Türkiye Sakatlar Derneği konuya ilişkin “Evde Bakım Yönetmeliği beklentileri karşılamaktan uzaktır” diyerek bir basın açıklaması yayımladı. Açıklamada Aile ve Sosyal Hizmetler Bakanlığı tarafından ifade edilen “kurumsal bakımın yanı sıra ‘birey odaklı’ hizmet anlayışı ile engelli ve yaşlı bireylerin kendi sosyal çevrelerinden ayrılmadan bakılmasını sağlayan bakım hizmet modellerine ağırlık” sözleri hatırlatılarak yönetmelikte birey odaklı bir anlayıştan eser bulunmadığı ifade edildi. “Yıllardır belirttiğimiz gibi yine yardım yapılmasının ‘hane halkı geliri’ üzerinden verilmesi tümüyle yanlıştır. Bu haliyle Yönetmelik evde bakım yapmak zorunda kalan engelli ve yaşlı ailelerinin beklentilerini karşılamaktan çok ama çok uzak kalmaktadır” dendi.

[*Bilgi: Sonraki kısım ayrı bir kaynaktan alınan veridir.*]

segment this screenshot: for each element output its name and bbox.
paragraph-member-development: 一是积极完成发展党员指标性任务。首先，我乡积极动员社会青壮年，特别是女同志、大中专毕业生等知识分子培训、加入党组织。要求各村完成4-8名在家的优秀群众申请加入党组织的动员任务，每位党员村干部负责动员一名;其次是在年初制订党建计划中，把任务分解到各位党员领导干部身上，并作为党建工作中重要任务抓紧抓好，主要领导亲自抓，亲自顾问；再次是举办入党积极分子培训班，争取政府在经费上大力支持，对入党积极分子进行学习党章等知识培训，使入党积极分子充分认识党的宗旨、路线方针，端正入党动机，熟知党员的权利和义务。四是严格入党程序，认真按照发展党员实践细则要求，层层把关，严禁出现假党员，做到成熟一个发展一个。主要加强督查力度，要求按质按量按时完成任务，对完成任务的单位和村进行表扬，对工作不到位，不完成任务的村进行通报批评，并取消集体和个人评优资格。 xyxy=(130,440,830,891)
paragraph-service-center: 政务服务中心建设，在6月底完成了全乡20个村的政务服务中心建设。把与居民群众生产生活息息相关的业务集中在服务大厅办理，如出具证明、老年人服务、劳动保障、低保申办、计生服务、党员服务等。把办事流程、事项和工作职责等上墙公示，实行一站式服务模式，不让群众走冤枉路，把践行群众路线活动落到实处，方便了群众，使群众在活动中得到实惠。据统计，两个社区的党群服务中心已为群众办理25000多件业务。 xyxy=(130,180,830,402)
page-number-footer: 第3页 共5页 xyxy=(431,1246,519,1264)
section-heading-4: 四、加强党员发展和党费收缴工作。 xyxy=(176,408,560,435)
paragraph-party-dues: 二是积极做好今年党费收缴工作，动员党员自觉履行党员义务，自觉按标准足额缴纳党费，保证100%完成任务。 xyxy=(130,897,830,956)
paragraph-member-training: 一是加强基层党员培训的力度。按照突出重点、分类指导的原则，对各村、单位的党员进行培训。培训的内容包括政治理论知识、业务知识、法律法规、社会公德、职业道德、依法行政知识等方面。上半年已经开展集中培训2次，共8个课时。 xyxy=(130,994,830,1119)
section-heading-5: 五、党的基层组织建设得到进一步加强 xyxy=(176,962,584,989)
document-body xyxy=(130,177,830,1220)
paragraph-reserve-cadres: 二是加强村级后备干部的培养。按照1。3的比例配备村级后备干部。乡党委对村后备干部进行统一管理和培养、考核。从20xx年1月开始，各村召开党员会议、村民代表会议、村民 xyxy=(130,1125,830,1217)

'ASGARİ ÜCRET GIDA GİDERLERİNİ DAHİ KARŞILAMIYOR'

Yeni yönetmelikte de yardımı alabilmenin koşuluna hane halkı gelirinin kişi başına düşen miktarının asgari ücretin 2/3’ünden az olması düzenlemesinin sürdürülmesinin, asgari ücretin bir kişinin sadece gıda giderlerini bile karşılamaya yetmediği gerçeğinin unutulması anlamına geldiği belirtildi. “Herhangi bir gelir getirmese dahi sahip olunan taşınmaz veya araçların varlığı bile yardım bağlanmasını engelleyecek unsurlar arasında yer almaktadır. Bu haliyle yönetmelik, amacına ulaşmamış, binlerce evde bakıma ihtiyaç duyan engelli ve yaşlı ile aileleri destekten mahrum kalmış olacaktır. Bu düzenleme mutlaka değiştirilmeli, aceleyle çıkarılmış bu yönetmelik geri çekilerek beklentileri karşılayacak şekilde düzenlenmelidir” ifadeleri kullanıldı.